Mining Cross Features for Financial Credit Risk Assessment

ABSTRACTFor reliability, machine learning models in some areas, e.g., finance and healthcare, require to be both accurate and globally interpretable. Among them, credit risk assessment is a major application of machine learning for financial institutions to evaluate credit of users and detect default or fraud. Simple white-box models, such as Logistic Regression (LR), are usually used for credit risk assessment, but not powerful enough to model complex nonlinear interactions among features. In contrast, complex black-box models are powerful at modeling, but lack of interpretability, especially global interpretability.
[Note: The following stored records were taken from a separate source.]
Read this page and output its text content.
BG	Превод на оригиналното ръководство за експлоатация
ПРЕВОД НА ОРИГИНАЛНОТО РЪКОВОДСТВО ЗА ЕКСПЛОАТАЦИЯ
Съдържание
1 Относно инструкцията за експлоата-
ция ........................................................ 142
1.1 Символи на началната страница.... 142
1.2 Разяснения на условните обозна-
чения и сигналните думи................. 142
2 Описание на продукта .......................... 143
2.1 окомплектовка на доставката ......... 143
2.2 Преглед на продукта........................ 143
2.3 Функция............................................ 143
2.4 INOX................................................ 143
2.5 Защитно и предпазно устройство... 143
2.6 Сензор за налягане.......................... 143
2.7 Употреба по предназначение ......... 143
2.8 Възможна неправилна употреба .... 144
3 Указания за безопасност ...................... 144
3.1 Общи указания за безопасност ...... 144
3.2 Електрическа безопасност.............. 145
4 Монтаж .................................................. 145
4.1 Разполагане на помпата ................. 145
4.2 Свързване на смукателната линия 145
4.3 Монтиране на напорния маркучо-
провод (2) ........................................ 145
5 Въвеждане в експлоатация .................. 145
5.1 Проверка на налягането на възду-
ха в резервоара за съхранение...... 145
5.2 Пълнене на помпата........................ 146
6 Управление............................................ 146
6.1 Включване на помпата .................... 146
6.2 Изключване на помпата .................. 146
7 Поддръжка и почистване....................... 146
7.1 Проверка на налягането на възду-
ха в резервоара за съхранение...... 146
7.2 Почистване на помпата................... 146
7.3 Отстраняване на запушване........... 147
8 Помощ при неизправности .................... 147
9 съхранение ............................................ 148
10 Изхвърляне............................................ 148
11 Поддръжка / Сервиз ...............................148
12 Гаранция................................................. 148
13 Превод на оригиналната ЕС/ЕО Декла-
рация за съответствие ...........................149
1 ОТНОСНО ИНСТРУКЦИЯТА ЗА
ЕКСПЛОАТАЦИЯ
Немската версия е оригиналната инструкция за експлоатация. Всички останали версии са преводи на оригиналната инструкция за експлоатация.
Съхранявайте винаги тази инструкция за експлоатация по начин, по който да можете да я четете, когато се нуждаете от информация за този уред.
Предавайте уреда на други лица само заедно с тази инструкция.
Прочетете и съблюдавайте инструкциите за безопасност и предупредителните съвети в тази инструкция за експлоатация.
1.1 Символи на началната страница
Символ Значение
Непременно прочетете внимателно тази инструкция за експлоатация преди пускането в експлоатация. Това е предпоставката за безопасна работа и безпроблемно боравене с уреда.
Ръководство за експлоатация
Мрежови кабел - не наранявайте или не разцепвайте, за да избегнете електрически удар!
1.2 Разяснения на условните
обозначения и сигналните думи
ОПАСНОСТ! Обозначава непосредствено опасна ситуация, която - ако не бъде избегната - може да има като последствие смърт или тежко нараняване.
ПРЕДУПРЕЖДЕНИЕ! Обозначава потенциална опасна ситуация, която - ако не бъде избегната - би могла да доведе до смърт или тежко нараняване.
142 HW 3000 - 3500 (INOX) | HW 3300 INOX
Fortunately, automatic feature crossing is a promising way to find cross features to make simple classifiers to be more accurate without heavy handcrafted feature engineering. However, existing automatic feature crossing methods have problems in efficiency on credit risk assessment, for corresponding data usually contains hundreds of feature fields. In this work, we find local interpretations in Deep Neural Networks (DNNs) of a specific feature are usually inconsistent among different samples. We demonstrate this is caused by nonlinear feature interactions in the hidden layers of DNN. Thus, we can mine feature interactions in DNN, and use them as cross features in LR. This will result in mining cross features more efficiently. Accordingly, we propose a novel automatic feature crossing method called DNN2LR. The final model, which is a LR model empowered with cross features, generated by DNN2LR is a white-box model. We conduct experiments on both public and business datasets from real-world credit risk assessment applications, which show that, DNN2LR outperform both conventional models used for credit assessment and several feature crossing methods. Moreover, comparing with state-of-the-art feature crossing methods, i.e., AutoCross, the proposed DNN2LR method accelerates the speed by about 10 to 40 times on financial credit assessment datasets, which contain hundreds of feature fields.